Oil prices are looking tired as it appears Russia and Ukraine may have a deal that will keep the gas flowing. This comes despite ongoing fighting after the Ukraine election gave Russian President Putin a serious setback. Pro-European and candy maker Petro Poroshenko got 53% of the vote Sunday to be their next president during the Sunday election. Word that Russia and Ukraine may be close to a deal that will pay Russia $2 billion dollars this week and a half a billion next is giving hope that tension may ratchet down and the feared disruption of supply may not come to pass. In the meantime a slew of option expirations in oil products as well as natural gas and metals may provide the volatility that has been recently lacking.
Still the fighting is keeping enough unease in the market place. The New York Times reports that it appears that they have removed rebels from the airport in the east. “The new Ukrainian government struck the separatists in this eastern province with a major military offensive on Monday, battling them over an important provincial airport in ground fighting that lasted for hours. The rebels were left scattered and shaken, just one day after a successful national election they had tried to disrupt.”
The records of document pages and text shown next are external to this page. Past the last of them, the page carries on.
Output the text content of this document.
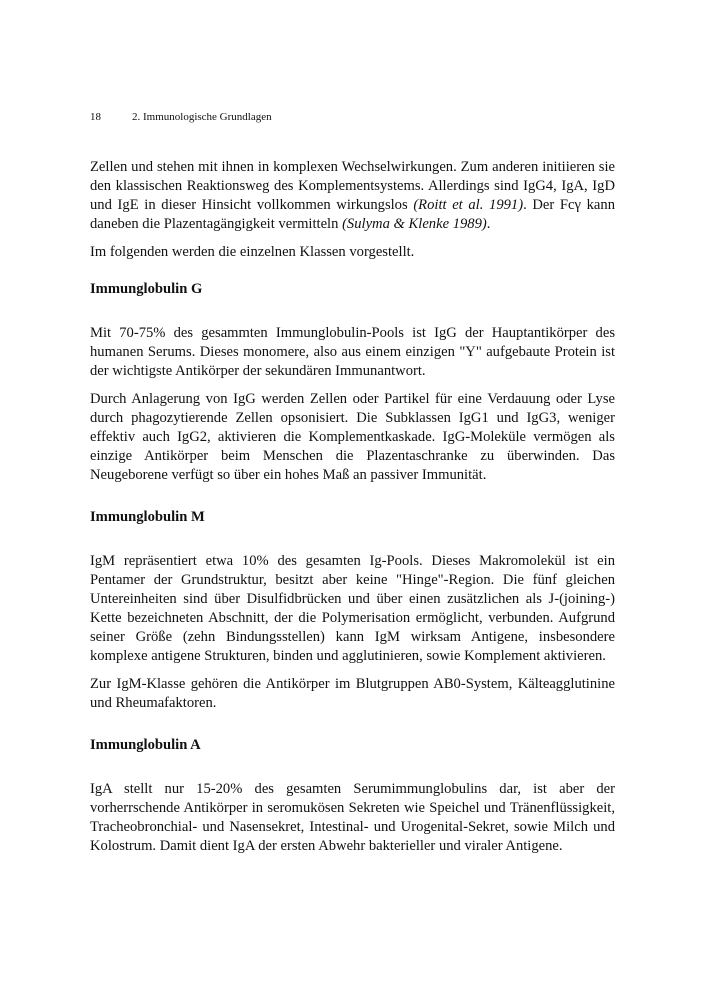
18	2. Immunologische Grundlagen

Zellen und stehen mit ihnen in komplexen Wechselwirkungen. Zum anderen initiieren sie den klassischen Reaktionsweg des Komplementsystems. Allerdings sind IgG4, IgA, IgD und IgE in dieser Hinsicht vollkommen wirkungslos (Roitt et al. 1991). Der Fcγ kann daneben die Plazentagängigkeit vermitteln (Sulyma & Klenke 1989).

Im folgenden werden die einzelnen Klassen vorgestellt.

Immunglobulin G

Mit 70-75% des gesammten Immunglobulin-Pools ist IgG der Hauptantikörper des humanen Serums. Dieses monomere, also aus einem einzigen "Y" aufgebaute Protein ist der wichtigste Antikörper der sekundären Immunantwort.

Durch Anlagerung von IgG werden Zellen oder Partikel für eine Verdauung oder Lyse durch phagozytierende Zellen opsonisiert. Die Subklassen IgG1 und IgG3, weniger effektiv auch IgG2, aktivieren die Komplementkaskade. IgG-Moleküle vermögen als einzige Antikörper beim Menschen die Plazentaschranke zu überwinden. Das Neugeborene verfügt so über ein hohes Maß an passiver Immunität.

Immunglobulin M

IgM repräsentiert etwa 10% des gesamten Ig-Pools. Dieses Makromolekül ist ein Pentamer der Grundstruktur, besitzt aber keine "Hinge"-Region. Die fünf gleichen Untereinheiten sind über Disulfidbrücken und über einen zusätzlichen als J-(joining-) Kette bezeichneten Abschnitt, der die Polymerisation ermöglicht, verbunden. Aufgrund seiner Größe (zehn Bindungsstellen) kann IgM wirksam Antigene, insbesondere komplexe antigene Strukturen, binden und agglutinieren, sowie Komplement aktivieren.

Zur IgM-Klasse gehören die Antikörper im Blutgruppen AB0-System, Kälteagglutinine und Rheumafaktoren.

Immunglobulin A

IgA stellt nur 15-20% des gesamten Serumimmunglobulins dar, ist aber der vorherrschende Antikörper in seromukösen Sekreten wie Speichel und Tränenflüssigkeit, Tracheobronchial- und Nasensekret, Intestinal- und Urogenital-Sekret, sowie Milch und Kolostrum. Damit dient IgA der ersten Abwehr bakterieller und viraler Antigene.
Russia’s Foreign Minister, according to Dow Jones, is demanding that Ukraine stop using military force on civilians. So the tensions have not completely gone away. Gold is sliding to a two week low as the market seems content with the status quo in Ukraine. Yet tensions between Vietnam and China are heating up after China sunk a Vietnamese fishing vessel. India’s government is looking to lift gold import restrictions but not fast enough to inspire a rally on light summer volume. China is launching a global gold exchange.
Reuters reports that China has approached foreign banks and gold producers to participate in a global gold exchange in Shanghai, people familiar with the matter said, as the world's top producer and importer of the metal seeks greater influence over pricing. The Shanghai Gold Exchange (SGE) got the go ahead from the central bank last week to launch a global trading platform in the city's pilot free trade zone, a move that could challenge the dominance of New York and London in gold trade and pricing. Beijing's plans to open up gold trading comes at a time when the benchmark price-setting process for precious metals is under scrutiny. Barclays Plc became the first bank to be fined over attempted manipulation of the 95-year-old benchmark London gold market daily "fix" last week.
State-backed SGE has asked bullion banks such as HSBC, Australia and New Zealand Banking Group, Standard Bank, Standard Chartered and Bank of Nova Scotia to take part in the global trading platform, two people approached by the exchange said.